LE POÈTE JACQUES DELILLE

Porté aux nues des années 1770 à la fin de l'époque napoléonienne, diffusé dans toute l'Europe, puis transformé en contre-modèle par le romantisme, Jacques Delille est graduellement sorti du canon au fil du XIXe siècle. Célébrée par Voltaire, annotée par Cuvier, censurée par Napoléon, illustrée par Girodet, conspuée par Sainte-Beuve ou Francis Ponge, parodiée par Flaubert ou Balzac, son oeuvre se trouve à la charnière des esthétiques de l'Ancien Régime et de la modernité.

Parcours

Né en 1738, baptisé à Clermont-Ferrand, Jacques est le fils illégitime d'Antoine Montanier et de Marie Hiéronyme Bérard, tous deux issus de la haute société auvergnate. D'abord confié à une nourrice, il reçoit à Paris une formation classique de collégien, avant de poursuivre à l'université l'étude des belles-lettres et d'obtenir en 1770 un doctorat à la Sorbonne. Cette année-là paraît sa traduction des Géorgiques de Virgile, véritable événement littéraire. Son ascension est rapide : il est élu à l'Académie française en 1774 et, quatre ans plus tard, nommé professeur de poésie latine au Collège de France. L'auteur fréquente la cour, les loges maçonniques et les salons qui s'arrachent son talent de récitateur. Tonsuré sans être prêtre, percevant différents revenus ecclésiastiques, celui qu'on appelle « l'abbé Delille » parvient au faîte de la renommée lorsqu'il publie en 1782 son poème sur Les Jardins, plusieurs fois réédité dans le courant de l'année.

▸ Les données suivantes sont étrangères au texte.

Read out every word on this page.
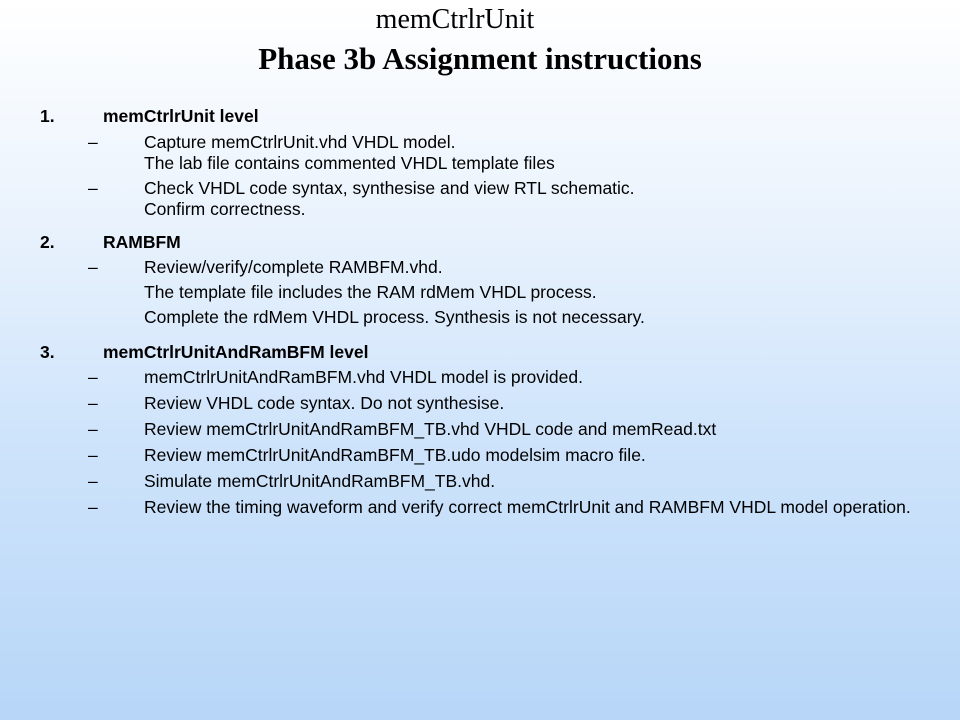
memCtrlrUnit
Phase 3b Assignment instructions
1.	memCtrlrUnit level
–	Capture memCtrlrUnit.vhd VHDL model.
The lab file contains commented VHDL template files
–	Check VHDL code syntax, synthesise and view RTL schematic.
Confirm correctness.
2.	RAMBFM
–	Review/verify/complete RAMBFM.vhd.
The template file includes the RAM rdMem VHDL process.
Complete the rdMem VHDL process. Synthesis is not necessary.
3.	memCtrlrUnitAndRamBFM level
–	memCtrlrUnitAndRamBFM.vhd VHDL model is provided.
–	Review VHDL code syntax. Do not synthesise.
–	Review memCtrlrUnitAndRamBFM_TB.vhd VHDL code and memRead.txt
–	Review memCtrlrUnitAndRamBFM_TB.udo modelsim macro file.
–	Simulate memCtrlrUnitAndRamBFM_TB.vhd.
–	Review the timing waveform and verify correct memCtrlrUnit and RAMBFM VHDL model operation.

Deux ans plus tard, Delille accompagne le comte de Choiseul-Gouffier à Constantinople. S'il reste à Paris au début de la Révolution, il quitte de nouveau le pays en 1795 pour un long exil qui le conduit en Suisse, en Allemagne et en Angleterre. En ménage avec sa gouvernante, Marie-Jeanne Vaudechamps, il l'épouse en 1799. Il publie le poème L'Homme des champs l'année suivante et ne cède qu'en 1802 à ceux qui le pressent de regagner la France où paraîtront successivement La Pitié (1803), méditation sur l'émigration révolutionnaire, des traductions de l'Énéide et du Paradis perdu, puis trois autres longs poèmes sur L'Imagination (1806), Les Trois Règnes de la nature (1808) et enfin La Conversation (1812). Hormis ce dernier texte, chaque oeuvre suscite un enthousiasme attesté par des chiffres de vente exceptionnels. Entre-temps, le poète a perdu la vue. Tantôt surveillé, tantôt courtisé par le gouvernement napoléonien, il reçoit de pompeuses funérailles à sa mort en 1813.

Accueil de l'oeuvre

L'oeuvre de Delille suscite énormément de commentaires et de reprises sous la forme de textes critiques et d'articles de journaux, d'imitations et de parodies. À la parution des Géorgiques, le public loue avec Voltaire la prouesse que représente cette traduction en vers. Tout en hissant la poésie didactique française à la hauteur du modèle virgilien, Delille en élargit le domaine par la conquête d'une nouvelle matière – les réalités de la vie rurale – et par l'usage de termes réputés trop bas pour l'écriture en vers. Le poète entretient également sa réputation de lecteur et de récitateur. Des fragments ou des chants entiers de ses textes circulent ainsi longtemps avant leur publication, ce qui lui vaut la réputation ambiguë d'être un « dupeur d'oreilles ». Tout les récepteurs ne sont d'ailleurs pas d'accord sur la qualité de sa versification. On l'accuse de se complaire dans la périphrase, d'écrire sans suivre de plan ou encore de plagier trop visiblement des auteurs anciens et modernes. Cependant, les hommes de lettres connaissent par coeur des pages entières de ses poèmes ; un vers comme « Sa masse indestructible a fatigué le temps », issu des Jardins, sera gravé dans plusieurs parcs paysagers et jusqu'en Égypte.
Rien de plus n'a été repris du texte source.